I might continue to enumerate instances of a similar character, but these will answer to give you an idea of what is daily taking place. I cannot describe to you the loathsome filthiness of the cells. They are infested with an innumerable number of rats and mice, and they have no mark of having been cleaned since they were first built. It is needless for me to say that no man can survive long confinement in a place of this kind ; and although I am acquainted with several persons who have been confined there, I do not know of one who can now be called a well man.”
Such is the chivalry of the men who are attempting to destroy this Union. If it be urged in extenuation of their conduct that they have not the means to feed and protect their prisoners from the cold, so much the worse for them ; so much greater the wrong and iniquity of their pretense to a separate nationality. If they have not the means of feeding their prisoners they are violating every principle of justice and humanity in continuing a war which they are unable to conduct without disregarding every rule of honor and all the usages of war among civilized people.

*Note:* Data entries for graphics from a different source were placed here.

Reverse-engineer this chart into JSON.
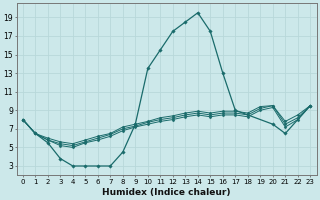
{
  "xlabel": "Humidex (Indice chaleur)",
  "ylabel": "",
  "bg_color": "#cce8ea",
  "line_color": "#1a6b6b",
  "grid_color": "#b8d8da",
  "xlim": [
    -0.5,
    23.5
  ],
  "ylim": [
    2.0,
    20.5
  ],
  "xticks": [
    0,
    1,
    2,
    3,
    4,
    5,
    6,
    7,
    8,
    9,
    10,
    11,
    12,
    13,
    14,
    15,
    16,
    17,
    18,
    19,
    20,
    21,
    22,
    23
  ],
  "yticks": [
    3,
    5,
    7,
    9,
    11,
    13,
    15,
    17,
    19
  ],
  "series": [
    {
      "x": [
        0,
        1,
        2,
        3,
        4,
        5,
        6,
        7,
        8,
        9,
        10,
        11,
        12,
        13,
        14,
        15,
        16,
        17,
        20,
        21,
        23
      ],
      "y": [
        8.0,
        6.5,
        5.5,
        3.8,
        3.0,
        3.0,
        3.0,
        3.0,
        4.5,
        7.5,
        13.5,
        15.5,
        17.5,
        18.5,
        19.5,
        17.5,
        13.0,
        9.0,
        7.5,
        6.5,
        9.5
      ]
    },
    {
      "x": [
        0,
        1,
        2,
        3,
        4,
        5,
        6,
        7,
        8,
        9,
        10,
        11,
        12,
        13,
        14,
        15,
        16,
        17,
        18,
        19,
        20,
        21,
        22,
        23
      ],
      "y": [
        8.0,
        6.5,
        5.8,
        5.2,
        5.0,
        5.5,
        5.8,
        6.2,
        6.8,
        7.2,
        7.5,
        7.8,
        8.0,
        8.3,
        8.5,
        8.3,
        8.5,
        8.5,
        8.3,
        9.0,
        9.3,
        7.2,
        8.0,
        9.5
      ]
    },
    {
      "x": [
        0,
        1,
        2,
        3,
        4,
        5,
        6,
        7,
        8,
        9,
        10,
        11,
        12,
        13,
        14,
        15,
        16,
        17,
        18,
        19,
        20,
        21,
        22,
        23
      ],
      "y": [
        8.0,
        6.5,
        5.8,
        5.4,
        5.2,
        5.6,
        6.0,
        6.4,
        7.0,
        7.3,
        7.7,
        8.0,
        8.2,
        8.5,
        8.7,
        8.5,
        8.7,
        8.7,
        8.5,
        9.2,
        9.5,
        7.5,
        8.2,
        9.5
      ]
    },
    {
      "x": [
        0,
        1,
        2,
        3,
        4,
        5,
        6,
        7,
        8,
        9,
        10,
        11,
        12,
        13,
        14,
        15,
        16,
        17,
        18,
        19,
        20,
        21,
        22,
        23
      ],
      "y": [
        8.0,
        6.5,
        6.0,
        5.6,
        5.4,
        5.8,
        6.2,
        6.5,
        7.2,
        7.5,
        7.8,
        8.2,
        8.4,
        8.7,
        8.9,
        8.7,
        8.9,
        8.9,
        8.7,
        9.4,
        9.5,
        7.8,
        8.5,
        9.5
      ]
    }
  ]
}
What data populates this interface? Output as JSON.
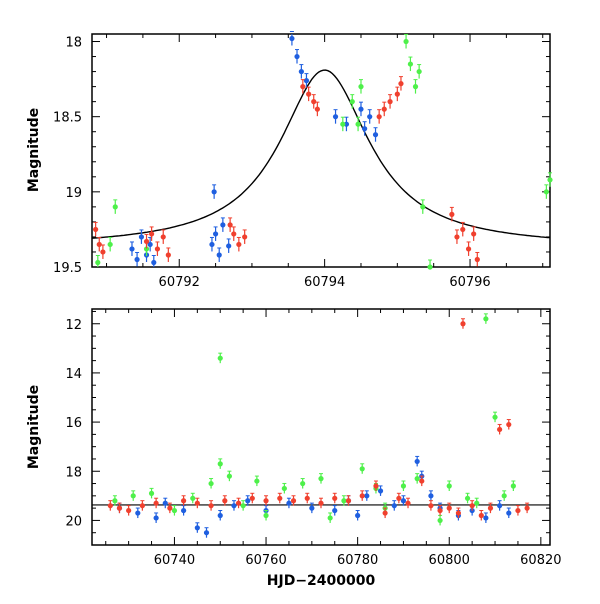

1. Abel Delos Streight (1828-1892) was a lumber merchant and publisher before the Civil War. He was appointed colonel of the 51st Indiana Infantry in December of 1861. Streight and his regiment saw very limited action during the first two years of their service. In 1863 (April 19-May 3), however, he led a notable raid—known as Streight’s Raid—into northern Alabama. This unsuccessful raid was coordinated with the more famous Grierson’s Raid. Streight’s Raid was poorly supplied and planned, and ended with the defeat and capture of Streight and his men by General Forrest. Streight was sent to Libby Prison. Eventually Streight was restored to active duty and placed in command of the 1st Brigade, 3rd Division, IV Corps, participating in the battles of Franklin and Nashville. He resigned in March of 1865 as a brevet brigadier general. Streight returned to Indianapolis were he served in the state senate, ran unsuccessfully for governor, and operated his publishing business until his death in 1892.
2. This image of “Col. Abel D. Streight, 51st Ind. Inf. USA,” is from the Library of Congress Prints & Photographs Division (cwpb 05652). We have slightly cropped the top of the image.
3. Edwin Reid—or E. N. Reed—second lieutenant in Company I, 3rd Ohio Infantry.
4. This is probably Benjamin C. G. Reed, captain of Company E, 3rd Ohio Infantry.